Question

I want to implement equivalent of matlab normcdf function in C++, I have already found this useful post: Cumulative Normal Distribution Function in C/C++ pointing to this implementation http://www.johndcook.com/cpp_phi.html. But I want it with optional mu and sigma parameters as in matlab.

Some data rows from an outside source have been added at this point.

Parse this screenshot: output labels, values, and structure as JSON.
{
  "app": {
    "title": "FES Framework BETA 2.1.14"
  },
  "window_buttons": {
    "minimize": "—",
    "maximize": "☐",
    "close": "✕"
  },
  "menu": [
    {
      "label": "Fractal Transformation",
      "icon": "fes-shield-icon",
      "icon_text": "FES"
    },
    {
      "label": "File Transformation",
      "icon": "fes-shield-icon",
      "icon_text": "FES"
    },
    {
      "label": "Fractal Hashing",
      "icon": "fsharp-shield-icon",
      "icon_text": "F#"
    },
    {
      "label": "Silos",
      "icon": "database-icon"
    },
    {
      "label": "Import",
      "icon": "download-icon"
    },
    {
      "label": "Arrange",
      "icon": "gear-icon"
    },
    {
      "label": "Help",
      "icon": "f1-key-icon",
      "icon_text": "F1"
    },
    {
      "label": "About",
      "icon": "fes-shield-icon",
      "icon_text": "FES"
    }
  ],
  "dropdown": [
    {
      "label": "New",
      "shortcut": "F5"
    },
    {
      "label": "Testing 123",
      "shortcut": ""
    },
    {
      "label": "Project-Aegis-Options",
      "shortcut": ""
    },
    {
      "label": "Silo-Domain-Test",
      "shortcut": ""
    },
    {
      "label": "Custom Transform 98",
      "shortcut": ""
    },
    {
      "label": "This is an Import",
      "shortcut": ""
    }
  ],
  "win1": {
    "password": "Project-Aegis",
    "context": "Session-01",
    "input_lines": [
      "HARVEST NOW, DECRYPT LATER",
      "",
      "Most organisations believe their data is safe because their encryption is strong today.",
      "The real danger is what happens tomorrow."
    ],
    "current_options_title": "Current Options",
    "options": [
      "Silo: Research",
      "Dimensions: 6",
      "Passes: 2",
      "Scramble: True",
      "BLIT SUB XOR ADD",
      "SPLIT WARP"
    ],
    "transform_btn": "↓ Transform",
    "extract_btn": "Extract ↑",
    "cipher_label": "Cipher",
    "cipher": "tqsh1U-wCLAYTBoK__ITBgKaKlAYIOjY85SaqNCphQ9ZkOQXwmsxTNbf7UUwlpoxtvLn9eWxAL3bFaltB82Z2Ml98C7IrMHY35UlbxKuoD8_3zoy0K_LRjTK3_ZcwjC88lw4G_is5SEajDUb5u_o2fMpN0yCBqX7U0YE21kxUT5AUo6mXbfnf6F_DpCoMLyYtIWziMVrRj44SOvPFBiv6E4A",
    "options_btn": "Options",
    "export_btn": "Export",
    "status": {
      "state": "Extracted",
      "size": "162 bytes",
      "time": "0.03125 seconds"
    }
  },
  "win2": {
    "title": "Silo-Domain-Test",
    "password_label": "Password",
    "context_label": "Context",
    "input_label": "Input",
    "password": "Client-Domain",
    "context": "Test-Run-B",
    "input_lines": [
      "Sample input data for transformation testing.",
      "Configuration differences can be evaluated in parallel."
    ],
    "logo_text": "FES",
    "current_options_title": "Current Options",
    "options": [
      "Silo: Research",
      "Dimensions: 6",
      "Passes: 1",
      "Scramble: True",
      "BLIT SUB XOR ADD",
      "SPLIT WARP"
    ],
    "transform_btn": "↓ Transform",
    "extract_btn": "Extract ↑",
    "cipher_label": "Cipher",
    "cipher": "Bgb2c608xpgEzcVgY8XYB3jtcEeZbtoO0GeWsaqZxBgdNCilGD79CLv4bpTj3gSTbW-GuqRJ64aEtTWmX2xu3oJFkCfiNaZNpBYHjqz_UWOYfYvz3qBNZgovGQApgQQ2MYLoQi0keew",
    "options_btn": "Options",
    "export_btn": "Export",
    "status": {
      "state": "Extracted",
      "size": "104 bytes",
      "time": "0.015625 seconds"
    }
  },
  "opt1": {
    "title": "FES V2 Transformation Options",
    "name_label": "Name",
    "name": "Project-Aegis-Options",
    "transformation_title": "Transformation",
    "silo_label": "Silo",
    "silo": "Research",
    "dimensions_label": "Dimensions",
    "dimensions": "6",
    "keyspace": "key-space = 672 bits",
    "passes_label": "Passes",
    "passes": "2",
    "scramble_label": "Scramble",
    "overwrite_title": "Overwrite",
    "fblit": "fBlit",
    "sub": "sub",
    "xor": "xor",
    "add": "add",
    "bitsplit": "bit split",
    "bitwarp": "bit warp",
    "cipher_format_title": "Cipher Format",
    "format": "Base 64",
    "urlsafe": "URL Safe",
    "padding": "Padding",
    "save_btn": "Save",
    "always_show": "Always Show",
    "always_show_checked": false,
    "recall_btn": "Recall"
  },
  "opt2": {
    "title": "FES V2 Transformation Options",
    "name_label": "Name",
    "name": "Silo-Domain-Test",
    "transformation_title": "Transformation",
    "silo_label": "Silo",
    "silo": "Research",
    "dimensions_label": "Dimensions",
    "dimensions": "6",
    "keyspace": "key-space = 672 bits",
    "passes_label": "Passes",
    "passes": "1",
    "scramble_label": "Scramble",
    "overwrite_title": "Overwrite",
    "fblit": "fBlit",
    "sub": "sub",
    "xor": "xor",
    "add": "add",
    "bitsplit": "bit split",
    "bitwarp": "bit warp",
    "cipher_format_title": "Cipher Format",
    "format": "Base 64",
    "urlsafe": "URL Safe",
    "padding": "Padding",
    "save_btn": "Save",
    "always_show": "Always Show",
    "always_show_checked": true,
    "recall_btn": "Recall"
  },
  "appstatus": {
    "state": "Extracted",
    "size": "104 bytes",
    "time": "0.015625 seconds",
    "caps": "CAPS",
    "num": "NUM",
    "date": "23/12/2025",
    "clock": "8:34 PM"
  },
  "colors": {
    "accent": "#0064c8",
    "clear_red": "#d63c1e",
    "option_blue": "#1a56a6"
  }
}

Is it ok, when I change this:

x = fabs(x)/sqrt(2.0);

to:

x = fabs(x - mu)/sqrt(2.0 * sigma * sigma);

or I am supposed to do something else?

Was it helpful?

Solution

Watch out - you want to save the sign of x-mu, not just of x:

int sign = 1;
if (x < mu)
    sign = -1;
x = fabs(x-mu)/sqrt(2.0*sigma*sigma);

Otherwise your scaling is correct.

OTHER TIPS

You could instead add

x = (x-mu)/fabs(sigma);

as the first line of the function for the correct result without changing the sign check. Ideally you should throw an exception for sigma<=0.0 rather than use fabs here.

On an unrelated note, the implementation that you've linked to is actually a single precision approximation just having had float replaced with double (hence the max error being a whopping 7e-8 ;-).
If you're comfortable translating from VB, West gives an implementation of Hart's much more accurate approximation in figure 2 of http://www.wilmott.com/pdfs/090721_west.pdf.
Unfortunately, as a PDF, you can't copy and paste all the magic numbers so you'll have to be very careful when checking that you've copied them correctly!